Like racing automobiles, fast turn-around projects associated with constructing industrial and process control plants require a high degree of safety awareness. In construction, the need for safety is not necessarily continuously apparent – but when the pavement is whizzing by you at 200 mph, its importance can equate to life, serious injuries or even death.
With that in mind, Scheck Industries has experienced tremendous growth with President and CEO Richard Scheck’s sons an integral part of the senior executive team. For the last four years, Scheck Industries has sponsored personal appearances by NASCAR driver Clint Bowyer and his Cheerios racecar as the company’s official safety spokesperson. In the summer of 2010, Bowyer spoke to more than 1,300 employees of Scheck Mechanical Corp., Bechtel, ConocoPhillips and Cenovus Energy, who are building an expansion to ConocoPhillips’ Wood River Reﬁnery in Roxana, Ill. Scheck and Bechtel have partnered to build a new coker unit at the facility.
Scheck’s safety mantra and awareness campaign is not a one-time promotional tool. As a 49-year tradesman from Pipe Fitters Local Union No. 597 Chicago, Rich Scheck understands firsthand the challenges and importance of safety. “If we cannot perform a job in a safe manner, it won’t be done,” Scheck always says.
”The economy is tough, and hosting safety events are not cheap, but safety can never rest,” Scheck says. “A person can be hurt on the smallest of jobs or the largest of them. We cannot take them for granted, and we cannot let the economy dictate the directions we take to improve the safety of our projects.”
Safety is an ongoing investment and ever-evolving priority for the Scheck family. At another job site – the Hemlock Semiconductor plant in Saginaw, Mich. – Bowyer points out in his presentations to employees that the safety equipment he uses – such as fire suits, harnesses and helmets – are similar to what the construction workers wear.
The same campaign has been sent to Scheck projects at ConocoPhillips-Bayway and PSEG Power – both of which are in Linden, N.J. – to drive home the company’s safety message. Bowyer always emphasizes how crucial safety is to their respective professions.
“The sponsorship of Mr. Bowyer has paid dividends – he is a significant asset in communicating safety to everyone,” declares Joe Lasky, director of corporate safety, health and environment. “He starts to talk about comparing safety and the life-and-death hazards associated with being a professional driver, and then relates it back to our everyday work operations.” The commitment required to host such an event is a powerful reminder to employees how important the company considers its safety programs along with the personal well-being of every man or woman on the job.
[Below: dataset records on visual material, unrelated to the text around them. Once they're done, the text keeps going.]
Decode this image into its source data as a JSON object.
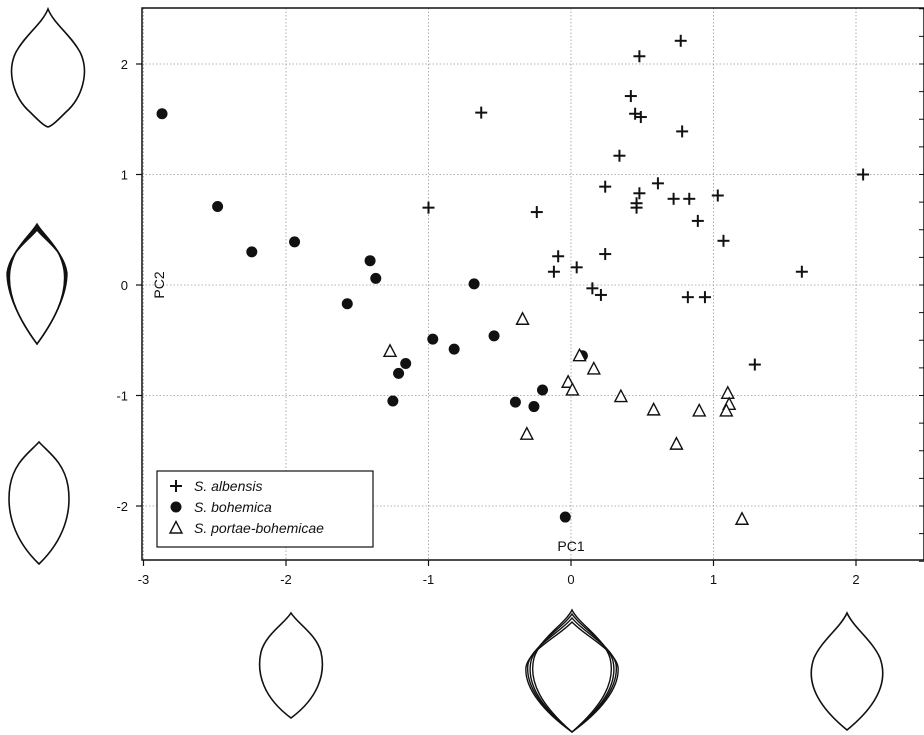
{
  "chart_data": {
    "type": "scatter",
    "title": "",
    "xlabel": "PC1",
    "ylabel": "PC2",
    "xlim": [
      -3,
      2.5
    ],
    "ylim": [
      -2.5,
      2.5
    ],
    "xticks": [
      -3,
      -2,
      -1,
      0,
      1,
      2
    ],
    "yticks": [
      -2,
      -1,
      0,
      1,
      2
    ],
    "xtick_labels": [
      "-3",
      "-2",
      "-1",
      "0",
      "1",
      "2"
    ],
    "ytick_labels": [
      "-2",
      "-1",
      "0",
      "1",
      "2"
    ],
    "grid": true,
    "legend_position": "bottom-left",
    "series": [
      {
        "name": "S. albensis",
        "marker": "plus",
        "points": [
          [
            0.48,
            2.07
          ],
          [
            0.77,
            2.21
          ],
          [
            0.42,
            1.71
          ],
          [
            0.45,
            1.55
          ],
          [
            0.49,
            1.52
          ],
          [
            -0.63,
            1.56
          ],
          [
            0.78,
            1.39
          ],
          [
            0.34,
            1.17
          ],
          [
            0.61,
            0.92
          ],
          [
            0.24,
            0.89
          ],
          [
            0.48,
            0.83
          ],
          [
            0.46,
            0.74
          ],
          [
            0.46,
            0.7
          ],
          [
            0.72,
            0.78
          ],
          [
            0.83,
            0.78
          ],
          [
            1.03,
            0.81
          ],
          [
            0.89,
            0.58
          ],
          [
            1.07,
            0.4
          ],
          [
            -1.0,
            0.7
          ],
          [
            -0.24,
            0.66
          ],
          [
            -0.09,
            0.26
          ],
          [
            -0.12,
            0.12
          ],
          [
            0.04,
            0.16
          ],
          [
            0.24,
            0.28
          ],
          [
            0.15,
            -0.03
          ],
          [
            0.21,
            -0.09
          ],
          [
            0.82,
            -0.11
          ],
          [
            0.94,
            -0.11
          ],
          [
            1.62,
            0.12
          ],
          [
            1.29,
            -0.72
          ],
          [
            2.05,
            1.0
          ]
        ]
      },
      {
        "name": "S. bohemica",
        "marker": "filled-circle",
        "points": [
          [
            -2.87,
            1.55
          ],
          [
            -2.48,
            0.71
          ],
          [
            -2.24,
            0.3
          ],
          [
            -1.94,
            0.39
          ],
          [
            -1.41,
            0.22
          ],
          [
            -1.37,
            0.06
          ],
          [
            -1.57,
            -0.17
          ],
          [
            -0.68,
            0.01
          ],
          [
            -0.97,
            -0.49
          ],
          [
            -0.82,
            -0.58
          ],
          [
            -0.54,
            -0.46
          ],
          [
            -1.16,
            -0.71
          ],
          [
            -1.21,
            -0.8
          ],
          [
            -1.25,
            -1.05
          ],
          [
            -0.39,
            -1.06
          ],
          [
            -0.26,
            -1.1
          ],
          [
            -0.2,
            -0.95
          ],
          [
            0.08,
            -0.64
          ],
          [
            -0.04,
            -2.1
          ]
        ]
      },
      {
        "name": "S. portae-bohemicae",
        "marker": "open-triangle",
        "points": [
          [
            -1.27,
            -0.6
          ],
          [
            -0.34,
            -0.31
          ],
          [
            0.06,
            -0.64
          ],
          [
            0.16,
            -0.76
          ],
          [
            -0.02,
            -0.88
          ],
          [
            0.01,
            -0.95
          ],
          [
            0.35,
            -1.01
          ],
          [
            0.58,
            -1.13
          ],
          [
            0.9,
            -1.14
          ],
          [
            1.1,
            -0.98
          ],
          [
            1.11,
            -1.08
          ],
          [
            1.09,
            -1.14
          ],
          [
            0.74,
            -1.44
          ],
          [
            -0.31,
            -1.35
          ],
          [
            1.2,
            -2.12
          ]
        ]
      }
    ]
  }
}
Scheck Industries has successfully diversified into four companies with fabrication plants and offices in Illinois, Wisconsin, Michigan and Minnesota, and it’s recently opened an office in Pennsylvania. Since opening its doors in 1984, the company has grown to be nationally recognized for its services, including process and power piping, industrial boilers, instrumentation systems, construction management and commercial service and HVAC systems, as well as constructing industrial facilities throughout the United States.
Scheck’s companies perform work for industries including petroleum refining, power generation, food and beverage, chemical, pharmaceutical, pulp and paper, healthcare, commercial and institutional, and renewable energy.
“There’s a myriad of different situations that we get involved in because of the different customers’ locations,” Lasky notes. “Hazards range from minimal to serious, depending on which division of Scheck that we’re dealing with.”
Innovation: JAWS Talk
Hazards can stalk workers like a shark, so in 2008, Scheck Industries created its “Job Aids for Working Safely” (JAWS) program. It includes daily talks, weekly job aids that come with a quiz and alerts for quick action. The Mechanical Contractors Association of America named Scheck’s JAWS program the most innovative safety program in 2008.
The company’s safety philosophy began with Richard Scheck and is reinforced through his three sons – Rick, Michael, and Chris. “It all started with Rich Scheck,” Lasky says. “His philosophy for many years – even before I got here – was if the job isn’t safe, then don’t do it.
“Safety is more than a priority – it’s a value,” he adds. “Safety comes first, then quality, then cost, but right now, it’s even more than a priority – it’s valued by each and every one of the employees, especially the supervisors and the foremen. They are held accountable. The JAWS program increases accountability for safety in terms of what they do in the field.”
Safety has been paramount in all of the Scheck companies and it is backed up by the nearly 2 million work hours by Scheck entities without a lost time injury in the past two years. Scheck Industries has been the proud recipient of 24 safety awards over the last two years.